Omongan Vino masuk akal, selama ini ia tak terpikirkan sama sekali. Besar kemungkinan Yiran memang butuh waktu untuk memutuskan harus memaafkannya atau tidak. “Terus,” Raina terpikirkan segala kondisi. “Kalau semisalnya gue udah jaga jarak, dia ternyata gak nyamperin gue duluan?”
Mulut Vino mengatup dan bibirnya membuat garis lurus, “Hmmm..” pikirnya lagi, “Kalau gitu Kak Raina harus ikhlasin. Karena pasti nggak gampang kak maafin orang yang tiga tahun ninggalin tanpa kabar.” Ucap Vino jujur.
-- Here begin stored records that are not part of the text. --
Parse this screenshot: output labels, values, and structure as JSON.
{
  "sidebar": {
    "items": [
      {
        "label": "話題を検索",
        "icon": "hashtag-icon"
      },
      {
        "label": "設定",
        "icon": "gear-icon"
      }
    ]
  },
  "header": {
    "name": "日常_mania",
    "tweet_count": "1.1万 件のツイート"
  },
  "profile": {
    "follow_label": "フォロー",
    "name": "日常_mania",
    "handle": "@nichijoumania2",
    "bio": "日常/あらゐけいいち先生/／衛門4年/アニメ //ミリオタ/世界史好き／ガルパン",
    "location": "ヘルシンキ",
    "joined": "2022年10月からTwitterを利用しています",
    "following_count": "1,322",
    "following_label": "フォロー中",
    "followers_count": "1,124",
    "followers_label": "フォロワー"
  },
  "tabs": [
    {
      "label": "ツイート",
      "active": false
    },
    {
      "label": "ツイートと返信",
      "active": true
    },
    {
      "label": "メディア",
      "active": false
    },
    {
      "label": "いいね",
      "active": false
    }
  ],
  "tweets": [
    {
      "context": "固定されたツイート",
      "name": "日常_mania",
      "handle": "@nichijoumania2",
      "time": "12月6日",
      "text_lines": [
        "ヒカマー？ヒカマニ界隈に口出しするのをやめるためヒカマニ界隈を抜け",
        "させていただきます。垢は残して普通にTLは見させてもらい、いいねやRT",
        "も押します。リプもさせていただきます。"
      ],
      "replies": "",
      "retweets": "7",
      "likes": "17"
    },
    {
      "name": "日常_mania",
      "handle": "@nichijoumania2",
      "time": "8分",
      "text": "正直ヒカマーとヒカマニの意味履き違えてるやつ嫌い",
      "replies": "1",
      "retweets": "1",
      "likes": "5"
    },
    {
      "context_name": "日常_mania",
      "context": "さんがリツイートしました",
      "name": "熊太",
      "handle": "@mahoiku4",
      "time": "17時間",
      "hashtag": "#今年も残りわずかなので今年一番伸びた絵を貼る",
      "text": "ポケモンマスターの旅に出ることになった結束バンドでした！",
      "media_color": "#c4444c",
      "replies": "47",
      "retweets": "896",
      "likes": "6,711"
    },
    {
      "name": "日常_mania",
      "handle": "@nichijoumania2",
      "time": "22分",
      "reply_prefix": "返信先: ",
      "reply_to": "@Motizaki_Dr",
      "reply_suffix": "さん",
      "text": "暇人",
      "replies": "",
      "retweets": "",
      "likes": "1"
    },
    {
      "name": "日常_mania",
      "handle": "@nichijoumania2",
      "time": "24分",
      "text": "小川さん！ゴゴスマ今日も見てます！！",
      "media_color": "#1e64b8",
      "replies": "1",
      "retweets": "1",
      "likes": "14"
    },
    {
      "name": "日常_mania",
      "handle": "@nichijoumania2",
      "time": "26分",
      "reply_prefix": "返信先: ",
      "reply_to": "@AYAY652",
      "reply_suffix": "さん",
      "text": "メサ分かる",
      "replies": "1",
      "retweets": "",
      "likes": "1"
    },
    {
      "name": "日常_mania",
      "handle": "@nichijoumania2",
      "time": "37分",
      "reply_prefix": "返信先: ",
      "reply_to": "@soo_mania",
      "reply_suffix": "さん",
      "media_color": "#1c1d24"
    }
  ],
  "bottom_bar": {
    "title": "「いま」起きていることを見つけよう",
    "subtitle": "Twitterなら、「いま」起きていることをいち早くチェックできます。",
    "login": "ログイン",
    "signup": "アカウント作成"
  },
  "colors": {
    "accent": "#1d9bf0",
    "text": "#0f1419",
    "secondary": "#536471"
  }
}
Raina menghela nafas dalam-dalam, ia kembali menyalakan keran air dan mencuci piring. “Thanks ya, Vin! Gue jadi dapet pencerahan.” Katanya sambil memaksakan senyum. Benaknya penuh kekhawatiran, tapi saran Vino ini memang sepertinya yang selama ini ia cari.
Dia sadar dia harus tahu diri, dia sudah menyakiti Yiran, wajar kalau Yiran menutup hati untuknya. Makin ia berpikir makin ia percaya tak ada alasan kuat untuk Yiran masih menyimpan hati padanya. Mereka baru kenal beberapa bulan, baru jadian satu hari sebelum akhirnya berpisah tiga tahun, dan kini di sisi Yiran banyak cewek lain yang nyatanya lebih cantik dan pintar daripada dirinya.
Ia terlalu berharap muluk dengan menginginkan bisa dekat dengan Yiran lagi, padahal Yiran saja belum tentu bisa benar-benar memaafkannya. Menghela nafas sambil mengangguk, seteguh tangannya mencuci piring hingga bersih, seteguh itu juga ia berniat untuk mulai menjaga jarak dengan Yiran. Ia tak mau semakin menjadi cewek yang kurang ajar dan tak tahu diri.
***
Malam sudah mulai pekat saat Yiran turun dari mobilnya sambil membaca chat di grup. Greg dan Evan sedang ribut adu populer di mata mahasiswa baru. Melangkah memasuki rumah sambil menggelengkan kepala. Yiran menggulir percakapan tak penting di grup senat mahasiswa tanpa membacanya. Matanya berhenti di deretan foto yang dikirim dari ponsel Greg. Ia terdiam di ambang pintu.
“Eh, udah pulang, Ran?” sapa Lidia, mengamati Yiran yang tak menyahut. Anaknya itu masih memandangi ponsel tanpa bergerak seinci pun.
Yiran membuka salah satu foto dari Greg dan memperbesarnya di salah satu sisi. Foto yang diambil dari belakang barisan mahasiswa baru itu, mengabadikan momen Raina yang tengah mencuri pandang ke arahnya. Bibir Yiran otomatis melengkungkan senyum. Beberapa saat kemudian ia mengangkat pandangannya dan baru sadar dari tadi ibunya memperhatikan.
“Eh, Sore Ma!” sapanya ramah lalu melangkah masuk ke kamar.
Seperti tersengat listrik, mata Lidia membelalak lebar dan ia mematung. Barusan untuk pertama kalinya ia melihat Yiran tersenyum. Bukan senyum sinis atau menyeringai, benar-benar tersenyum seperti orang sedang bahagia. Ditambah, Yiran tadi mengucapkan selamat sore. Anaknya itu tidak pernah menyapanya duluan selama ini, di sapa pagi, siang, sore, malam pun paling cuma mendehem. Lidia menepuk-nepuk pipinya pelan, berusaha meyakinkan dirinya bahwa dia tak sedang bermimpi. Ia memutar tubuhnya sembilan puluh derajat dan memandang ke arah pintu kamar Yiran, berpikir keras tentang hal baik apa yang sedang dialami anak itu sampai bisa tersenyum dan menyapanya seperti tadi.